Hyperlocal Public Landscaping
a bottom up approach to governing the public space
Public spaces should be public!
Their purpose should be to serve the public, not to be convenient for planners, investors and developers. Often, our common ground and imagination of urban landscapes doesn’t go further than a bench, a lawn and, if lucky, a bin.
This project explores how public spaces can be governed and organised by the people around it by empowering them to be in the centre of the planning and be able to make decisions and shape their habitat according to their needs, wishes and imagination.
What happens if citizens become responsible for their local surroundings? Would spaces be neglected and hostile?
Or would people take initiative and make the places their own, utilising them the way they suit best?
We should see public spaces as ours. Ours to shape, to utilise and to occupy, but also to take responsibility of.

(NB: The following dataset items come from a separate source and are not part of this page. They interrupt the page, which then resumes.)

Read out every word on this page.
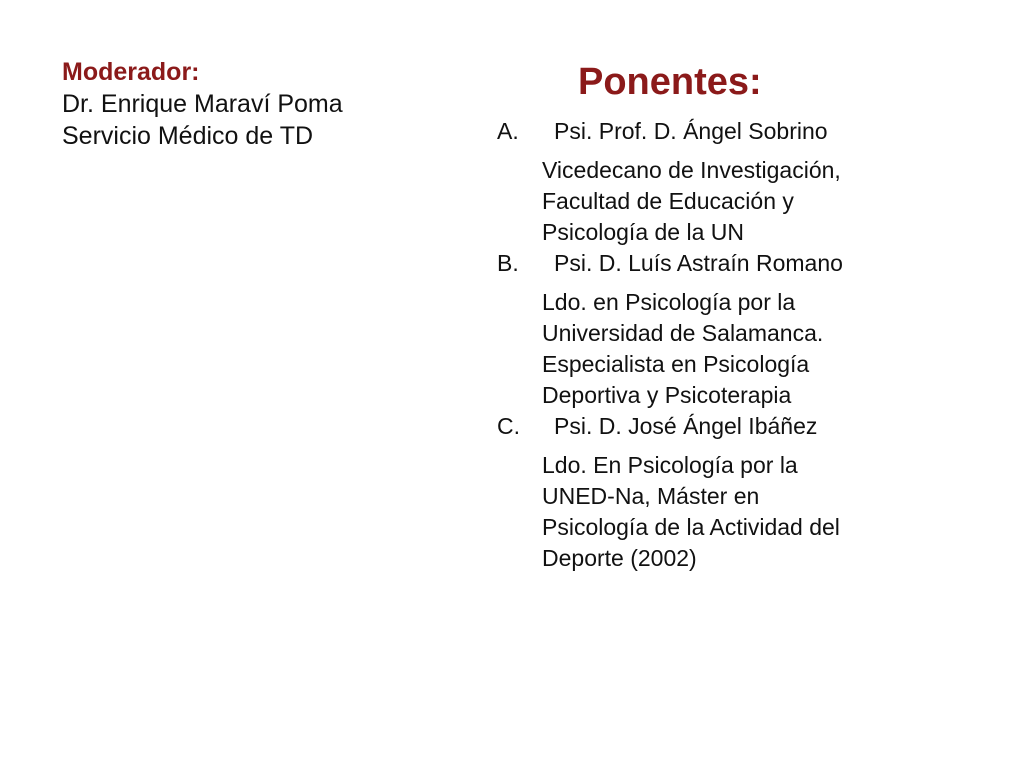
Moderador:
Dr. Enrique Maraví Poma
Servicio Médico de TD
Ponentes:
A.	Psi. Prof. D. Ángel Sobrino
Vicedecano de Investigación,
Facultad de Educación y
Psicología de la UN
B.	Psi. D. Luís Astraín Romano
Ldo. en Psicología por la
Universidad de Salamanca.
Especialista en Psicología
Deportiva y Psicoterapia
C.	Psi. D. José Ángel Ibáñez
Ldo. En Psicología por la
UNED-Na, Máster en
Psicología de la Actividad del
Deporte (2002)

The project invites people to look at the public space with a critical eye and to question the status quo of urban planning, development and landscape architecture. During this project I was actively engaging in the community and trough the initiative and resources of this project, it was possible to unite different actors and to spark interest in shaping the public sphere by fostering community activities and a sense of neighbourhood.
For this project I developed and designed several resources, including a guide on how to claim and shape one’s local public space together with the community. The guide can be used as a tool to take initiative in the public space.
In other explorations of the project, I supported people in interacting with the space around them by claiming it through, among others, stickers and pop-up exhibitions.
The project was also exhibited at the Southern Sweden Design Days in Malmö in 2022, where visitors had the opportunity create their own pop-up exhibition and engage with the topic.